# confirmation of a 8 wk old Spoo??



## RoyalFields (Dec 20, 2010)

What should one look for when judging the confirmation of an eight week old Spoo?


----------



## cbrand (Aug 9, 2009)

That is a huge question. The first thing I would do would be to view Pat Hasting's Puppy Puzzle. I think it is a good starting place for developing an eye for structure.

Next, is your breeder having a "puppy party"? Many breeders invite other experienced breeders over to evaluate the litter. Puppies are stacked and gone over, they are moved and at the last puppy party I attended I did retrieve work with each puppy to evaluate drive. It is very helpful to listen to the different opinions of different *experienced show* breeders.
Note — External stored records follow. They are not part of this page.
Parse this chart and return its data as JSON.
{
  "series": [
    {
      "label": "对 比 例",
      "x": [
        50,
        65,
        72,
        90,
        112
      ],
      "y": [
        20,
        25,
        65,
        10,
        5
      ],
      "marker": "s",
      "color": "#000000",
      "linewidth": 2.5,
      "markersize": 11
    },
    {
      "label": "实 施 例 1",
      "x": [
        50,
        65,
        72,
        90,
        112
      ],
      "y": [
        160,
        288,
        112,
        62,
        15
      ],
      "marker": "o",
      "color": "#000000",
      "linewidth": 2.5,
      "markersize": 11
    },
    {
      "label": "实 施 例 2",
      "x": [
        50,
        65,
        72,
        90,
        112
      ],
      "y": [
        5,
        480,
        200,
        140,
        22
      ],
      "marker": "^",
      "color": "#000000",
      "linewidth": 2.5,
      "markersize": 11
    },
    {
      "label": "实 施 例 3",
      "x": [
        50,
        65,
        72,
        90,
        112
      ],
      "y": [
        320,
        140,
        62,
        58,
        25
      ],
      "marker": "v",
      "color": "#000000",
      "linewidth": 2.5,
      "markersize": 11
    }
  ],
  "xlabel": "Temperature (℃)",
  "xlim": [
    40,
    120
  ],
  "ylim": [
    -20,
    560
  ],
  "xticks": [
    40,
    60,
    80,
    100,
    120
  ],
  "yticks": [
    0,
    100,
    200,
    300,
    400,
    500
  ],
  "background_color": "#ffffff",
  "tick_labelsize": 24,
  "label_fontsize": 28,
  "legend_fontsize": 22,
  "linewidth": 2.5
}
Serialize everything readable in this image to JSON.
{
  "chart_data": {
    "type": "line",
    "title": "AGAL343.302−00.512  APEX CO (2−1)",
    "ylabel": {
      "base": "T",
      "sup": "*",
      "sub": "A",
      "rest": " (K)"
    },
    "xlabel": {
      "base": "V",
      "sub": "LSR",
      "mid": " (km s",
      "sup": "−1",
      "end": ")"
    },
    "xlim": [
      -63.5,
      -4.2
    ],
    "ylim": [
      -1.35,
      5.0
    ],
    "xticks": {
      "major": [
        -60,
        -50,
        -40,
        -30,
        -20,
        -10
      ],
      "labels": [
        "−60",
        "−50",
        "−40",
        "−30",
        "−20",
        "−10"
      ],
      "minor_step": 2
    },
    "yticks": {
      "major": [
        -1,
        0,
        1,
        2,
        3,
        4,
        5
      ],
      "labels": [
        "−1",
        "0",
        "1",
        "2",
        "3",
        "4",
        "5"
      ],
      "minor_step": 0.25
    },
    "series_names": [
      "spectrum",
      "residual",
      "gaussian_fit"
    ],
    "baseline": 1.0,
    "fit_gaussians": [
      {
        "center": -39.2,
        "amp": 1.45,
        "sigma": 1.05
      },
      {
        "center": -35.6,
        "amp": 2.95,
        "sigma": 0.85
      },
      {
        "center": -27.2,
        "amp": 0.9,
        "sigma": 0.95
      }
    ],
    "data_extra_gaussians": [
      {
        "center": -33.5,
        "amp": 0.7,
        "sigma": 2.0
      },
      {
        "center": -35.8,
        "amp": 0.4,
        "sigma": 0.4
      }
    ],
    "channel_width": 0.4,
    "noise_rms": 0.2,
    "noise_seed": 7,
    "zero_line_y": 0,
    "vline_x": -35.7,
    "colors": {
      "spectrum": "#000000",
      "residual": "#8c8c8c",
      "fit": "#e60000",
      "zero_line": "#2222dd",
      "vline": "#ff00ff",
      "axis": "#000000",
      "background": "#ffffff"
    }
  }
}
Next, it is all a balancing game. There is NO perfect puppy. What are your goals? Are you looking just to finish a dog or are you looking for a foundation bitch? Based on this, you may choose to keep a different puppy. Many people will tell you that what you see at 8 weeks will be accurately reflected in an adult dog. That is not always true, but it is a starting point. If a puppy has an ugly head at 8 weeks, chances are that you are going to have that head as an adult.


----------



## RoyalFields (Dec 20, 2010)

That is very helpful. 

I'm looking for a foundation bitch. If I can't show the foundation bitch I absolutely want to produce show pups that I can finish. 

The pup that I'm looking at has a tail set that is too curved for my taste but not so curved that it is laying on her back. She has an excellent pedigree (but I only put so much weight into that).

I've picked apart every photo that I've seen of this pup. In a photo of a litter mate I noticed what I felt was a round eye. The pup I'm looking at (from photos mostly) has expectable eye shape. 

I've wanted to show and breed for many years and this will be my third poodle. My first spoo was gorgeous but needed to be altered due to an undescended testicle. My second boy started off nice (@12 weeks in puppy matches) but HATED the show ring and it showed. I'm looking into agility (or some other form of "work") for him as he is by far the most intelligent dog I've ever known. 

I'm going to be able to put my hands on this pup, on Sunday and I'm looking for pointers from wise show people that I may have otherwise not thought of. 

I'm going to google the "puppy puzzle" right now. 
Thanks


----------